Latest revision as of 21:35, 27 October 2010





The Droppy project !


Polyhydroxyalcanoates (PHAs) are universal prokaryotic storage compounds of carbon and energy. They are accumulated into the cell as spherical inclusion bodies in case of oversupply of carbon sources. We aim to control the production and the composition of granules in Escherichia Coli. Many industrial and biomedical applications for those granules had been evocated. However, we want to focus especially on two potential applications (see Uses):

  1. the granule as self-cleaving micro-beads in order to purify a recombinant protein of interest, see Proteins purification
  2. the granule as a storage system for overproduced lipids of interest, for example DHA or EPA which have medical applications, see Storage of lipids of interest.

We aim to regulate the granule production in E. coli thanks to two different strategies: thermoregulation and chemoregulation (arabinose). However, our favorite new part is a strong promoter sensitive to temperature of the water bath (and also to shaking speed and osmolarity).





In bacteria, three separate monofunctional enzymes are required for PHA synthesis. In order to improve this pathway, we intend to design a single multifunctional enzyme based on the study of natural evolution of fatty acid synthesis in animals.

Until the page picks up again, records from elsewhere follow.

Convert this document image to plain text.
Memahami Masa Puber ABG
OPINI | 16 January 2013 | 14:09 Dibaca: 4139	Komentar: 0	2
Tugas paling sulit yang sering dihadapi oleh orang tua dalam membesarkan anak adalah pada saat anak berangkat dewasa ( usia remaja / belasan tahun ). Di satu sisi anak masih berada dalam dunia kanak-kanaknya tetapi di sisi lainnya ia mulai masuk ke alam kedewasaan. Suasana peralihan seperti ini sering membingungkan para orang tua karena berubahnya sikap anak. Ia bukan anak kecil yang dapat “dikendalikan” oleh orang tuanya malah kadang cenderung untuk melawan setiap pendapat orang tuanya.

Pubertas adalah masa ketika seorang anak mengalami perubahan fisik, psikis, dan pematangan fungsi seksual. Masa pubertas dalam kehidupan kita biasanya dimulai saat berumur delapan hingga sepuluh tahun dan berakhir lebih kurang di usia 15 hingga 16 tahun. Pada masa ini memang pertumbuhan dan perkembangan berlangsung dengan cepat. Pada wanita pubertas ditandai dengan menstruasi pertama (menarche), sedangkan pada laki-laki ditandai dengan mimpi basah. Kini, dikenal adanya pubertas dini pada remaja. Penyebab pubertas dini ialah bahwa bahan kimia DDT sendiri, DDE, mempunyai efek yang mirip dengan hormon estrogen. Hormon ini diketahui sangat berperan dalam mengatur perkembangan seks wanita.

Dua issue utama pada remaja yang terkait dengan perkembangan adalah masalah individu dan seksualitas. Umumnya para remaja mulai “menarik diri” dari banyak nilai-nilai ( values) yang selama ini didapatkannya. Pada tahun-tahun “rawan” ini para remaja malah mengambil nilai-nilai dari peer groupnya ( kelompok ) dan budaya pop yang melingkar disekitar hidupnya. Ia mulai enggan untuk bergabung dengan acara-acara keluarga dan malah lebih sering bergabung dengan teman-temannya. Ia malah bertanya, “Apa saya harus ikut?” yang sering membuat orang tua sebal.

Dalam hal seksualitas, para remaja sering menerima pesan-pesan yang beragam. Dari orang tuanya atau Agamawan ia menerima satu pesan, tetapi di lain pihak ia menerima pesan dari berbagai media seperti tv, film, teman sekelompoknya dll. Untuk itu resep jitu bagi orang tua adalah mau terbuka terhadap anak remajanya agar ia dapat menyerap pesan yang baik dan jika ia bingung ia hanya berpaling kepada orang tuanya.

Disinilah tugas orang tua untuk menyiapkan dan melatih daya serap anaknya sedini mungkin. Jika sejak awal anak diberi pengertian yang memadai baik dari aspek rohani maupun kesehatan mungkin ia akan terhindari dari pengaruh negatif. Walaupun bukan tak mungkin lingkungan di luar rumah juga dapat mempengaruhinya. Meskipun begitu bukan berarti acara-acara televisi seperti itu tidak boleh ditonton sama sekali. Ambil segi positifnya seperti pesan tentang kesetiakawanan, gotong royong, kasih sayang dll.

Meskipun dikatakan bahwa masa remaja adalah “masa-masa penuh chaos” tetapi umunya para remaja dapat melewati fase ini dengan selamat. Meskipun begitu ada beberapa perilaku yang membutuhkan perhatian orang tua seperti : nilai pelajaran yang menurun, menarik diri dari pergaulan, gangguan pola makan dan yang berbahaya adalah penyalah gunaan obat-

Indeed, in plants and bacteria, the reactions involved in fatty acid synthesis also are catalyzed by separate monofunctional enzymes. But in animals, evolution has done synthetic biology and the different enzymes are integrated into a single multifunctional polypeptide in which substrates are handed from one functional domain to the next. We have begun to analyse the work of evolution in animals in order to design multifunctional bacterial enzymes that integrate discrete monofunctional enzymes. We hope that these enzymes could promote the synthesis of particular lipids, such as tri-acyl glycerols, and store these molecules into granules.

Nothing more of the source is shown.